Driving pattern of the given vehicle in a city is represented by the driving cycle which is used by modal models for estimation of vehicular emissions. In this study, a driving cycle was developed for passenger cars in the city of Islamabad. A representative route for city was identified which included parts of highway, arteries, and streets. Speed-time data was collected along the selected route in both peak and off-peak hours. The on-board measurement method was adopted for data collection on highways, whereas on arteritis and streets, chase car method has opted for data collection. The developed cycle showed comparable values of average speed and acceleration with New European Driving Cycle (NEDC), but acceleration and deceleration were observed to be lower. The emission estimation and fuel consumption were calculated by the Comprehensive Modal Emission Model (CMEM) for 4 selected vehicle types. The average emissions for the selected vehicles were 204.4 g CO2/km, 2.3 g CO /km, 0.09 g HCs /km, 0.31 g NOx /km emitted, and 65.7 g of fuel consumed /km. The developed cycle showed higher fuel consumption and CO2 emissions /km traveled than NEDC for all 4 passenger car types. However, HCs, CO, and NOx emissions were lower. The developed driving cycle can be used for estimation of the emissions from passenger cars in the city and this information can be useful for future emission projections and policy making.

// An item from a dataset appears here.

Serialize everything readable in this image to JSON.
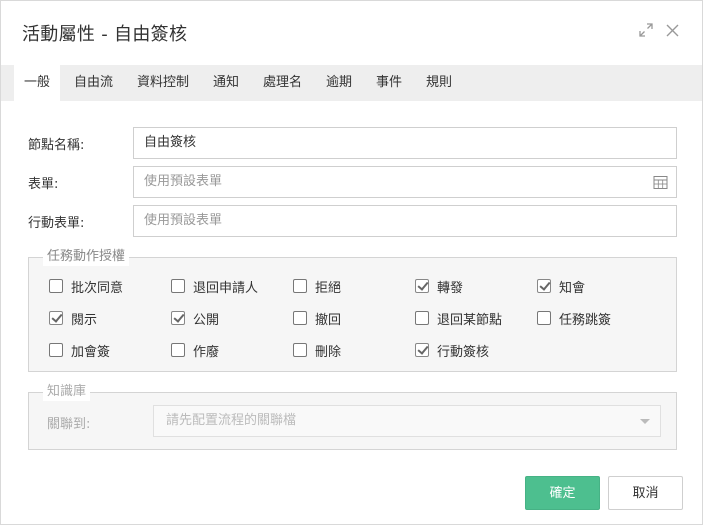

Keywords: Driving Cycle; CMEM; Emission Estimation; Driving Patterns

Introduction

Air pollution is serious and an emerging global issue due to its adverse impacts on human health and the environment [1,2]. Vehicular exhaust containing volatile organic compounds (VOCs), carbon monoxide (CO), nitrogen oxides (NOx) and particulate matter (PM) is becoming a serious risk for the people living in urban areas [3]. World Health Organization (WHO) reported about 7 million premature deaths each year due to exposure to air pollution (WHO, 2014). Depending upon the type of pollutants, exposure duration, and concentration, outdoor air pollution has been linked with lung cancer, stroke mortality [4] cardiovascular diseases, chronic respiratory diseases [5,6] asthma, chronic obstructive pulmonary diseases (COPD), and cancers including lung, cervical and brain cancers [7]. Traffic-related air pollution has also been reported to be associated with diabetes and nervous system diseases [8,9]. Rapid urbanization in developing countries increased the road transportation demand thus resulting in deterioration of air quality. Source apportionment studies have identified the transportation sector as a significant contributor to urban air pollution [10-12]. Hence quantification of vehicular emissions is an important aspect of urban air quality management, which has historically been achieved by the use of emission models. With the increasing vehicular population and thus the emissions, the models also have been more comprehensive and realistic.

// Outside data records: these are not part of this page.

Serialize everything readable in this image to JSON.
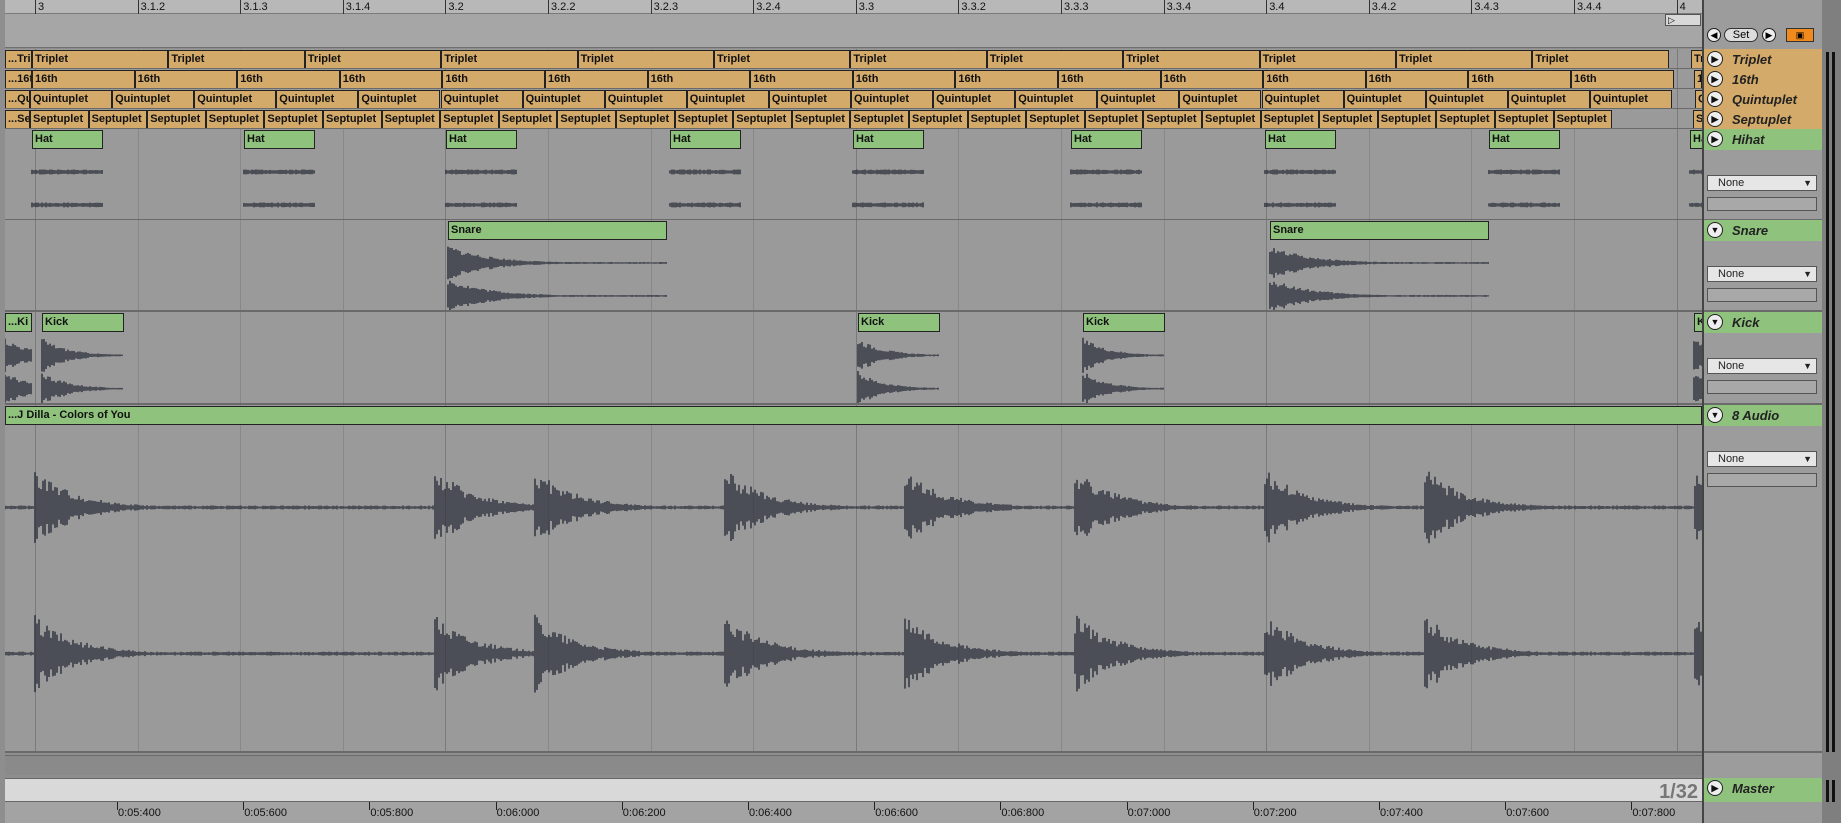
{
  "ruler": {
    "labels": [
      "3",
      "3.1.2",
      "3.1.3",
      "3.1.4",
      "3.2",
      "3.2.2",
      "3.2.3",
      "3.2.4",
      "3.3",
      "3.3.2",
      "3.3.3",
      "3.3.4",
      "3.4",
      "3.4.2",
      "3.4.3",
      "3.4.4",
      "4"
    ]
  },
  "controls": {
    "set_label": "Set",
    "prev_icon": "left-arrow-icon",
    "next_icon": "right-arrow-icon",
    "lock_icon": "lock-icon",
    "loop_icon": "loop-brace-icon"
  },
  "tracks": [
    {
      "name": "Triplet",
      "kind": "orange",
      "clips": [
        {
          "label": "...Tri"
        },
        {
          "label": "Triplet"
        },
        {
          "label": "Triplet"
        },
        {
          "label": "Triplet"
        },
        {
          "label": "Triplet"
        },
        {
          "label": "Triplet"
        },
        {
          "label": "Triplet"
        },
        {
          "label": "Triplet"
        },
        {
          "label": "Triplet"
        },
        {
          "label": "Triplet"
        },
        {
          "label": "Triplet"
        },
        {
          "label": "Triplet"
        },
        {
          "label": "Triplet"
        },
        {
          "label": "Tr"
        }
      ]
    },
    {
      "name": "16th",
      "kind": "orange",
      "clips": [
        {
          "label": "...16t"
        },
        {
          "label": "16th"
        },
        {
          "label": "16th"
        },
        {
          "label": "16th"
        },
        {
          "label": "16th"
        },
        {
          "label": "16th"
        },
        {
          "label": "16th"
        },
        {
          "label": "16th"
        },
        {
          "label": "16th"
        },
        {
          "label": "16th"
        },
        {
          "label": "16th"
        },
        {
          "label": "16th"
        },
        {
          "label": "16th"
        },
        {
          "label": "16th"
        },
        {
          "label": "16th"
        },
        {
          "label": "16th"
        },
        {
          "label": "16th"
        },
        {
          "label": "16"
        }
      ]
    },
    {
      "name": "Quintuplet",
      "kind": "orange",
      "clips": [
        {
          "label": "...Qu"
        },
        {
          "label": "Quintuplet"
        },
        {
          "label": "Quintuplet"
        },
        {
          "label": "Quintuplet"
        },
        {
          "label": "Quintuplet"
        },
        {
          "label": "Quintuplet"
        },
        {
          "label": "Quintuplet"
        },
        {
          "label": "Quintuplet"
        },
        {
          "label": "Quintuplet"
        },
        {
          "label": "Quintuplet"
        },
        {
          "label": "Quintuplet"
        },
        {
          "label": "Quintuplet"
        },
        {
          "label": "Quintuplet"
        },
        {
          "label": "Quintuplet"
        },
        {
          "label": "Quintuplet"
        },
        {
          "label": "Quintuplet"
        },
        {
          "label": "Quintuplet"
        },
        {
          "label": "Quintuplet"
        },
        {
          "label": "Quintuplet"
        },
        {
          "label": "Quintuplet"
        },
        {
          "label": "Quintuplet"
        },
        {
          "label": "Qu"
        }
      ]
    },
    {
      "name": "Septuplet",
      "kind": "orange",
      "clips": [
        {
          "label": "...Se"
        },
        {
          "label": "Septuplet"
        },
        {
          "label": "Septuplet"
        },
        {
          "label": "Septuplet"
        },
        {
          "label": "Septuplet"
        },
        {
          "label": "Septuplet"
        },
        {
          "label": "Septuplet"
        },
        {
          "label": "Septuplet"
        },
        {
          "label": "Septuplet"
        },
        {
          "label": "Septuplet"
        },
        {
          "label": "Septuplet"
        },
        {
          "label": "Septuplet"
        },
        {
          "label": "Septuplet"
        },
        {
          "label": "Septuplet"
        },
        {
          "label": "Septuplet"
        },
        {
          "label": "Septuplet"
        },
        {
          "label": "Septuplet"
        },
        {
          "label": "Septuplet"
        },
        {
          "label": "Septuplet"
        },
        {
          "label": "Septuplet"
        },
        {
          "label": "Septuplet"
        },
        {
          "label": "Septuplet"
        },
        {
          "label": "Septuplet"
        },
        {
          "label": "Septuplet"
        },
        {
          "label": "Septuplet"
        },
        {
          "label": "Septuplet"
        },
        {
          "label": "Septuplet"
        },
        {
          "label": "Septuplet"
        },
        {
          "label": "Se"
        }
      ]
    },
    {
      "name": "Hihat",
      "kind": "green",
      "input": "None",
      "clips": [
        {
          "label": "Hat"
        },
        {
          "label": "Hat"
        },
        {
          "label": "Hat"
        },
        {
          "label": "Hat"
        },
        {
          "label": "Hat"
        },
        {
          "label": "Hat"
        },
        {
          "label": "Hat"
        },
        {
          "label": "Hat"
        },
        {
          "label": "Ha"
        }
      ]
    },
    {
      "name": "Snare",
      "kind": "green",
      "input": "None",
      "clips": [
        {
          "label": "Snare"
        },
        {
          "label": "Snare"
        }
      ]
    },
    {
      "name": "Kick",
      "kind": "green",
      "input": "None",
      "clips": [
        {
          "label": "...Ki"
        },
        {
          "label": "Kick"
        },
        {
          "label": "Kick"
        },
        {
          "label": "Kick"
        },
        {
          "label": "K"
        }
      ]
    },
    {
      "name": "8 Audio",
      "kind": "green",
      "input": "None",
      "clips": [
        {
          "label": "...J Dilla - Colors of You"
        }
      ]
    }
  ],
  "master": {
    "name": "Master",
    "zoom": "1/32"
  },
  "time_ruler": {
    "labels": [
      "0:05:400",
      "0:05:600",
      "0:05:800",
      "0:06:000",
      "0:06:200",
      "0:06:400",
      "0:06:600",
      "0:06:800",
      "0:07:000",
      "0:07:200",
      "0:07:400",
      "0:07:600",
      "0:07:800"
    ]
  },
  "colors": {
    "clip_orange": "#d4aa6a",
    "clip_green": "#8fc27d",
    "waveform": "#2a2d3a",
    "accent_orange": "#f08a1c"
  }
}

Before the 1980s, the emission calculation models had the capability to calculate emissions of fewer pollutants, generally, assuming hot engine running conditions (ignoring cold startups). However, more recently developed models not only cover a large number of engine types/sizes, fuel types and can calculate emissions of greenhouse gasses and air pollutants but also take driving patterns as input for emission calculation (and thus called ‘modal models’) [13]. Modal models, e.g. Comprehensive Modal Emission Model (CMEM) and Virginia Tech Microscopic (VT-Micro) Model, use second by the second variation of the vehicular speed for emission estimation against the average vehicular speed used by others (e.g. MOBILE) and thus produce emission estimates with lesser uncertainties as traffic conditions and driving patterns are the major factors affecting vehicular emissions [14]. Previously, CMEM has been used for the estimation of vehicular emission factors and specific fuel consumption (g/km) in various cities, including Chennai [15], Dhanbad [16], Singapore [17] and Beijing [18]. The CMEM model is also stands out having no geographical limitations for estimation.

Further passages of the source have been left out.